Post-Constitutional America

JUSTICE DEPARTMENT PRESSING TO TAG CHILDREN LIKE CATTLE

CATHERINE KOMP, ALTERNATIVE PRESS REVIEW - As debate over government surveillance rages in adult society, the US Department of Justice is quietly enticing school districts to implement controversial technologies that monitor and track students. Critics fear these efforts will normalize electronic surveillance at an early age, conditioning young people to accept privacy violations while creating a market for companies that develop and sell surveillance systems.

A few of the nation’s schools are already running pilot programs to monitor students’ movements using radio frequency identification. The highly controversial programs, implemented in the name of student protection, see pupils wearing tags around their necks and submitting themselves to electronic scanning as they enter and leave school property. Now, a new federal grant could lure more districts into using these or similar technologies.

Even though school violence is at its lowest rate in a decade, according to the federal government’s own statistics, the Justice Department’s "School Safety Technologies" grants will be distributed to schools that develop proposals in four broadly defined areas: integrated physical security systems, bus-fleet monitoring systems, low-level force devices and school safety training.

In its call for the grant proposals, the National Institute of Justice ­ an arm of the Justice Department ­ says the money will be distributed to schools proposing "effective technology solutions to protect the students, teachers, school personnel, and the educational infrastructure from criminal activities, particularly crimes of violence.". . .

Such technologies have already been implemented in some school districts. North of Houston, Texas, 16,000 elementary students in the Spring Independent School District wear RFID tags, embedded with chips that indicate their locations on a computerized map. The school also has 750 surveillance cameras mounted throughout its facilities, with plans to install 300 more.

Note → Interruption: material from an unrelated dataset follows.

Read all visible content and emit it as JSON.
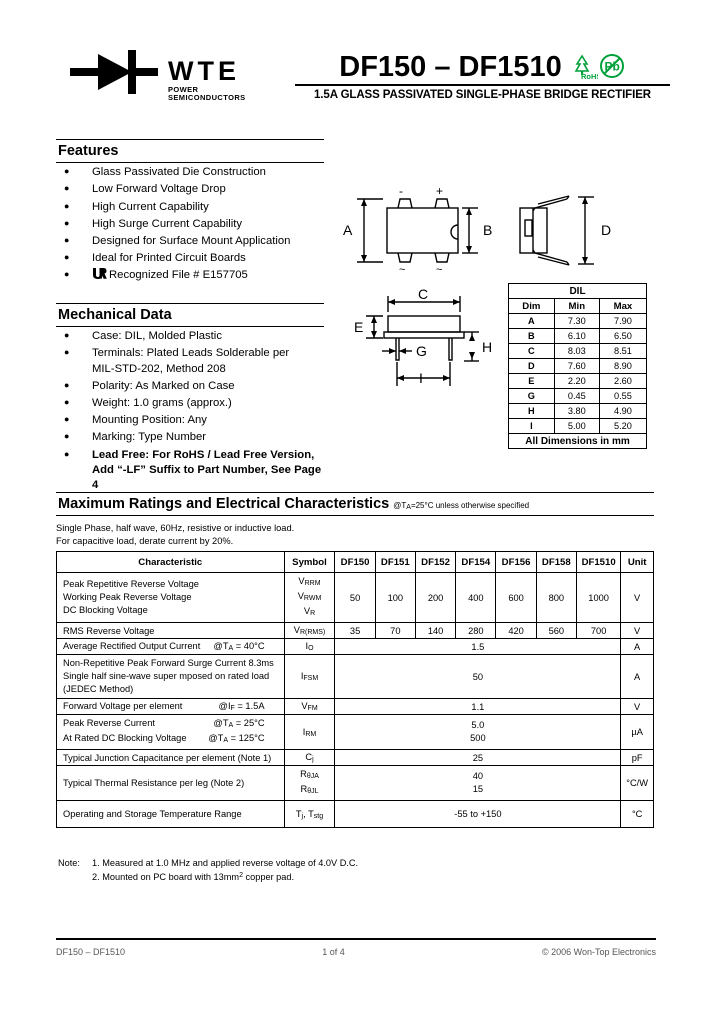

In New York, RFID systems are also being used in schools. The Brockport Central School District in northern New York is testing school bus fleet monitoring with GPS technology and scanning students IDs as they enter and exit the bus. Students at the Enterprise Charter School in Buffalo wave their RFID tags in front of two kiosks at the school entrance which automatically transmit attendance to teachers and administrators. . .

Lee Tien, senior staff attorney with the Electronic Frontier Foundation, a public-interest organization, believes the increasing use of RFID technology in schools could affect how the public views surveillance. "It creates an atmosphere where you normalize the use of surveillance technology… [and] the idea that you should accept that you are being tracked," said Tien.